Seven years of the OCU – what fruits has it borne?

Petro Poroshenko at the head of the “Unification Council.” Photo: Wikipedia

December 15 marks the day of the so-called “Unification Council” of the UOC-KP and the UAOC, as a result of which the "holy church of Ukraine" – also known as the OCU – was created in 2018. The “fruits” of this event have long been evident. Its principal outcome has been the deepening of the schism within Ukrainian Orthodoxy. What were once isolated, sporadic conflicts between communities of the UOC and the UOC-KP have multiplied into the hundreds and thousands. Church seizures have become rampant and frequently accompanied by violence and bloodshed. In places where people once lived peacefully and in mutual accord, enmity and hatred have taken root.

Yet the OCU chooses demonstratively not to notice this. To mark the anniversary, Dumenko produced a bombastic statement that, judging by its content, appears to have been written in some parallel reality. Let us quote just a couple of passages.

“The Unification Council overcame the external artificial isolation of Ukrainian Orthodoxy and its internal divisions – we returned three divided branches into a single, canonically correct structure.”

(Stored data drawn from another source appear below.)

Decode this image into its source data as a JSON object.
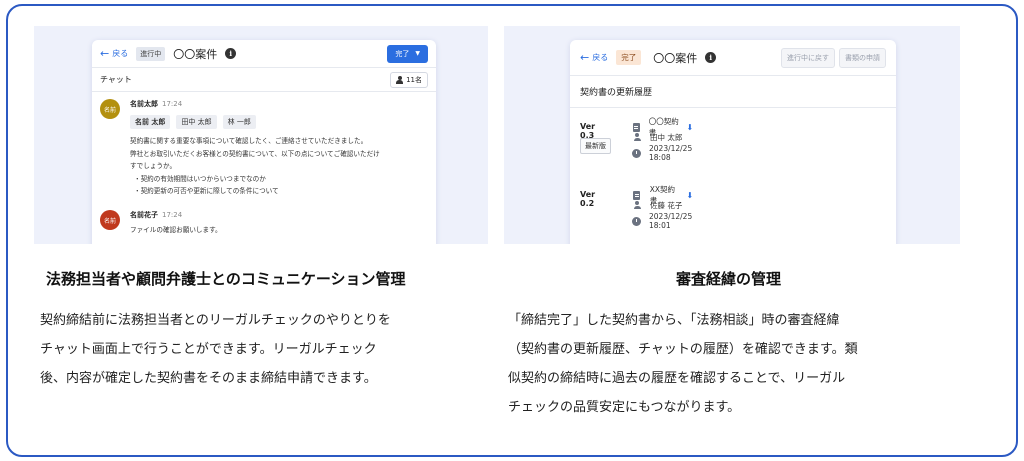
{
  "left": {
    "chat": {
      "back_label": "戻る",
      "status_tag": "進行中",
      "title": "〇〇案件",
      "complete_button": "完了",
      "section_label": "チャット",
      "member_count": "11名",
      "messages": [
        {
          "avatar": "名前",
          "avatar_color": "#b3900f",
          "name": "名前太郎",
          "time": "17:24",
          "mentions": [
            "名前 太郎",
            "田中 太郎",
            "林 一郎"
          ],
          "lines": [
            "契約書に関する重要な事項について確認したく、ご連絡させていただきました。",
            "弊社とお取引いただくお客様との契約書について、以下の点についてご確認いただけ",
            "すでしょうか。",
            "・契約の有効期間はいつからいつまでなのか",
            "・契約更新の可否や更新に際しての条件について"
          ]
        },
        {
          "avatar": "名前",
          "avatar_color": "#c0391e",
          "name": "名前花子",
          "time": "17:24",
          "lines": [
            "ファイルの確認お願いします。"
          ]
        }
      ]
    },
    "caption_title": "法務担当者や顧問弁護士とのコミュニケーション管理",
    "caption_lines": [
      "契約締結前に法務担当者とのリーガルチェックのやりとりを",
      "チャット画面上で行うことができます。リーガルチェック",
      "後、内容が確定した契約書をそのまま締結申請できます。"
    ]
  },
  "right": {
    "history": {
      "back_label": "戻る",
      "status_tag": "完了",
      "title": "〇〇案件",
      "revert_button": "進行中に戻す",
      "apply_button": "書類の申請",
      "section_label": "契約書の更新履歴",
      "versions": [
        {
          "label": "Ver 0.3",
          "badge": "最新版",
          "file": "〇〇契約書",
          "user": "田中 太郎",
          "datetime": "2023/12/25 18:08"
        },
        {
          "label": "Ver 0.2",
          "file": "XX契約書",
          "user": "佐藤 花子",
          "datetime": "2023/12/25 18:01"
        }
      ]
    },
    "caption_title": "審査経緯の管理",
    "caption_lines": [
      "「締結完了」した契約書から、「法務相談」時の審査経緯",
      "（契約書の更新履歴、チャットの履歴）を確認できます。類",
      "似契約の締結時に過去の履歴を確認することで、リーガル",
      "チェックの品質安定にもつながります。"
    ]
  }
}
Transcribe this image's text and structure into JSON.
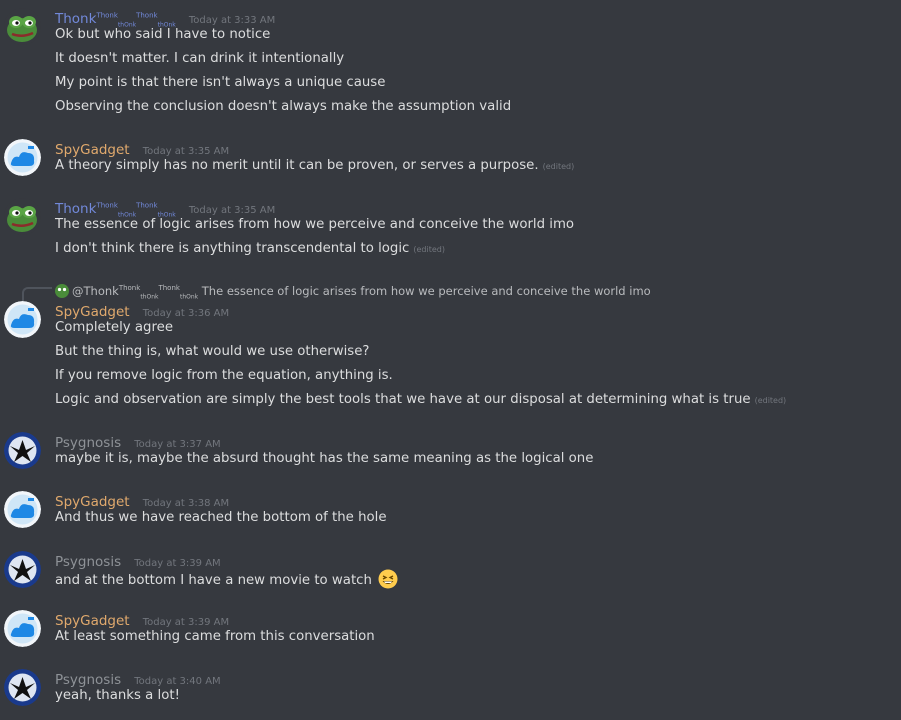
{
  "colors": {
    "background": "#36393f",
    "thonk": "#7289da",
    "spygadget": "#e0a96d",
    "psygnosis": "#8e9297",
    "text": "#dcddde",
    "timestamp": "#72767d"
  },
  "messages": [
    {
      "author": "Thonk",
      "author_tag_1": "Thonk",
      "author_tag_1_sub": "thOnk",
      "author_tag_2": "Thonk",
      "author_tag_2_sub": "thOnk",
      "timestamp": "Today at 3:33 AM",
      "avatar_icon": "pepe-frog-icon",
      "lines": [
        "Ok but who said I have to notice",
        "It doesn't matter. I can drink it intentionally",
        "My point is that there isn't always a unique cause",
        "Observing the conclusion doesn't always make the assumption valid"
      ]
    },
    {
      "author": "SpyGadget",
      "timestamp": "Today at 3:35 AM",
      "avatar_icon": "blue-cloud-icon",
      "lines": [
        "A theory simply has no merit until it can be proven, or serves a purpose."
      ],
      "edited": "(edited)"
    },
    {
      "author": "Thonk",
      "author_tag_1": "Thonk",
      "author_tag_1_sub": "thOnk",
      "author_tag_2": "Thonk",
      "author_tag_2_sub": "thOnk",
      "timestamp": "Today at 3:35 AM",
      "avatar_icon": "pepe-frog-icon",
      "lines": [
        "The essence of logic arises from how we perceive and conceive the world imo",
        "I don't think there is anything transcendental to logic"
      ],
      "edited": "(edited)"
    },
    {
      "reply": {
        "mention": "@Thonk",
        "tag_1": "Thonk",
        "tag_1_sub": "thOnk",
        "tag_2": "Thonk",
        "tag_2_sub": "thOnk",
        "text": "The essence of logic arises from how we perceive and conceive the world imo"
      },
      "author": "SpyGadget",
      "timestamp": "Today at 3:36 AM",
      "avatar_icon": "blue-cloud-icon",
      "lines": [
        "Completely agree",
        "But the thing is, what would we use otherwise?",
        "If you remove logic from the equation, anything is.",
        "Logic and observation are simply the best tools that we have at our disposal at determining what is true"
      ],
      "edited": "(edited)"
    },
    {
      "author": "Psygnosis",
      "timestamp": "Today at 3:37 AM",
      "avatar_icon": "raven-icon",
      "lines": [
        "maybe it is, maybe the absurd thought has the same meaning as the logical one"
      ]
    },
    {
      "author": "SpyGadget",
      "timestamp": "Today at 3:38 AM",
      "avatar_icon": "blue-cloud-icon",
      "lines": [
        "And thus we have reached the bottom of the hole"
      ]
    },
    {
      "author": "Psygnosis",
      "timestamp": "Today at 3:39 AM",
      "avatar_icon": "raven-icon",
      "lines": [
        "and at the bottom I have a new movie to watch"
      ],
      "emoji": "grinning-squinting-face-emoji"
    },
    {
      "author": "SpyGadget",
      "timestamp": "Today at 3:39 AM",
      "avatar_icon": "blue-cloud-icon",
      "lines": [
        "At least something came from this conversation"
      ]
    },
    {
      "author": "Psygnosis",
      "timestamp": "Today at 3:40 AM",
      "avatar_icon": "raven-icon",
      "lines": [
        "yeah, thanks a lot!"
      ]
    }
  ]
}
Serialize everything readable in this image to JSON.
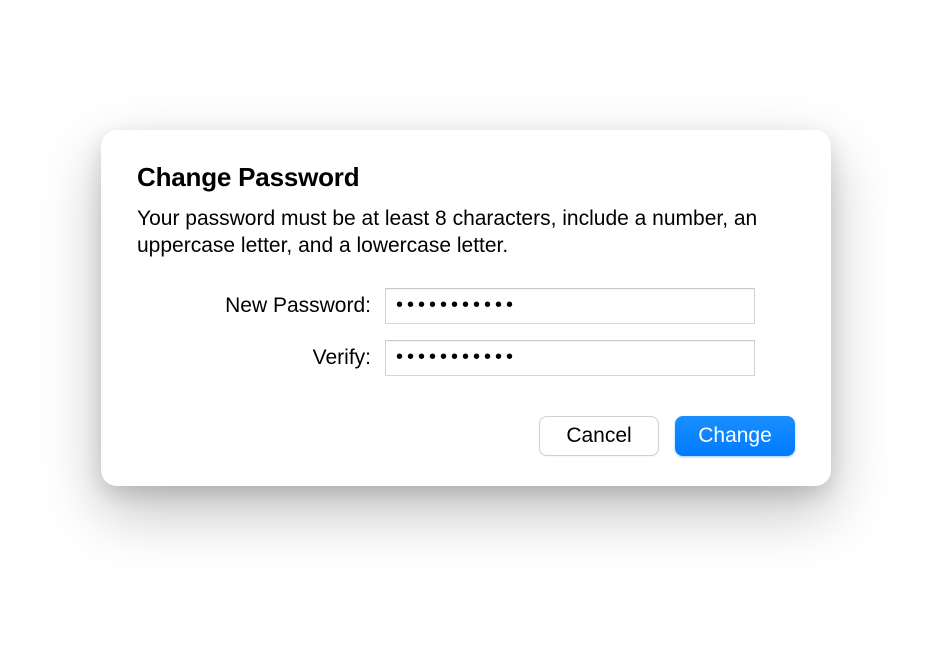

As is well known, the UOC was not in any isolation – neither then nor now. And the “clergy” of the OCU (the UOC-KP and the UAOC) were regarded as people without valid priestly orders, and continue to be regarded as such by the overwhelming majority of the Local Churches. Even in those Churches that formally recognized the OCU – the Greek, Cypriot, and Alexandrian – a substantial part of the hierarchy and clergy still treat members of this structure as laypeople.

And the claim that the OCU united “three divided branches” is, of course, a blatant falsehood. Out of one hundred bishops of the UOC, only two joined the OCU. Moreover, a part of the UOC-KP itself, led by Filaret, left this structure almost immediately.

“These seven years of the OCU’s existence are not something new, but the logical continuation of its more than thousand-year history. The OCU is a good and blessed fruit of centuries of labor, prayer, and struggle. Therefore today, as an already established autocephalous Local Church, we continue the work of our predecessors.”

For several centuries, the Church on the territory of present-day Ukraine was part of the Moscow Patriarchate – this is a historical fact. Which “predecessors” is Dumenko referring to? What labor, and what struggle? Especially considering that in his other speeches he refers to all members of our Church since 1686 as “occupiers.”

But the most revealing part is the OCU’s “achievements” over these seven years. It is not the bringing of people into the Church, not the preaching of Christ among those of other confessions, and not even the filling of churches. According to Dumenko, the OCU has become “the foundation of the state,” “a factor of resistance to Russian aggression,” and has “earned the respect of international partners.”

And here, we fully agree with Serhiy Petrovych Dumenko – there is nothing to argue with.